De la misma forma, el Gobierno de Régimen Especial de Galápagos ordenó que los buses que prestan el transporte público desde el aeropuerto hasta el centro urbano sean amigables con el medio ambiente. El actual ministro de Vivienda, Walter Solís, aseguró por su parte que las casas de Galápagos deberán tener paneles solares, tratamiento de aguas lluvia y sistema bioclimático con aislamiento térmico. Por su parte, Fabián Zapata, presidente del Consejo de Gobierno, añadió que “todo proyecto de infraestructura impulsado debe llevar un sello verde y ser diseñado bajo estrictos criterios ambientales acordes con el entorno de las islas”.
La isla durante cinco siglos solo fue visitada por piratas, forajidos y turistas melancólicos, quienes provocaron la casi total extinción de la especie nativa de tortugas Galápagos. Pese a ello, es posible encontrarlas en el recorrido, además de iguanas marinas y terrestres. Por ahora, todas las construcciones controlan los niveles de polvo y se ha reemplazado parte de la maquinaria pesada por mano de obra. Al mismo tiempo, los implementos para mezclar cemento y hormigón ya no están usando químicos, y se ha consolidado un estricto control al suministro y entrada de alimentos a esta zona, así como a la proliferación de insumos biodegradables. A la par, la producción de agua para el consumo humano se está aumentando a través de procesos de desalinización.
Para el biólogo Eliécer Cruz, quien dirigió el área protegida y fue el héroe que logró convertirla en Patrimonio de la Humanidad, el turismo sustentable sí es posible. Galápagos, en sus 137.000 kilómetros cuadrados de extensión, lo está demostrando con más de una acción concreta. Leones marinos, iguanas, tortugas o aves insólitas como el piquero de patas azules se benefician de esta rígida normativa y de la construcción sostenible.

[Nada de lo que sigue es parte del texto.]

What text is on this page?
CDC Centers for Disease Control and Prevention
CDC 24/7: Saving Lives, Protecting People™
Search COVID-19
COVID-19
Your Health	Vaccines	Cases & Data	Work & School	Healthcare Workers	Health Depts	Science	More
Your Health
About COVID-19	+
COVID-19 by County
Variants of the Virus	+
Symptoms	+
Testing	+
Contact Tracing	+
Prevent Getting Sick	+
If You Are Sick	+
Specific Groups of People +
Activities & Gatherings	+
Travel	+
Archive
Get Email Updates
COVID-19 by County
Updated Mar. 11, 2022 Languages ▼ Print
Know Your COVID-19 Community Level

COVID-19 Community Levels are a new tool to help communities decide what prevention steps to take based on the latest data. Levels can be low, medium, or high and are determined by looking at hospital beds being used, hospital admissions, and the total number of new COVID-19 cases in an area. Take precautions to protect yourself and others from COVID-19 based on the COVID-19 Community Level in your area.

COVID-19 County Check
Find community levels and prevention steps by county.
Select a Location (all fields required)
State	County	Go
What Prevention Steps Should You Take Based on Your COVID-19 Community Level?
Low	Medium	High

“Entre el 45% y el 55% del dinero que llega a la isla vuelve a la conservación tanto del parque terrestre como del marino”, explica Cruz. Si algún día va, quizás lo notará: todas las botellas que alguna vez los turistas arrojaron son ahora parte de los adoquines que pisan los nuevos turistas de la isla de Santa Cruz. O mejor, no lo notará. Se fijará solo en la naturaleza, porque esa es la idea.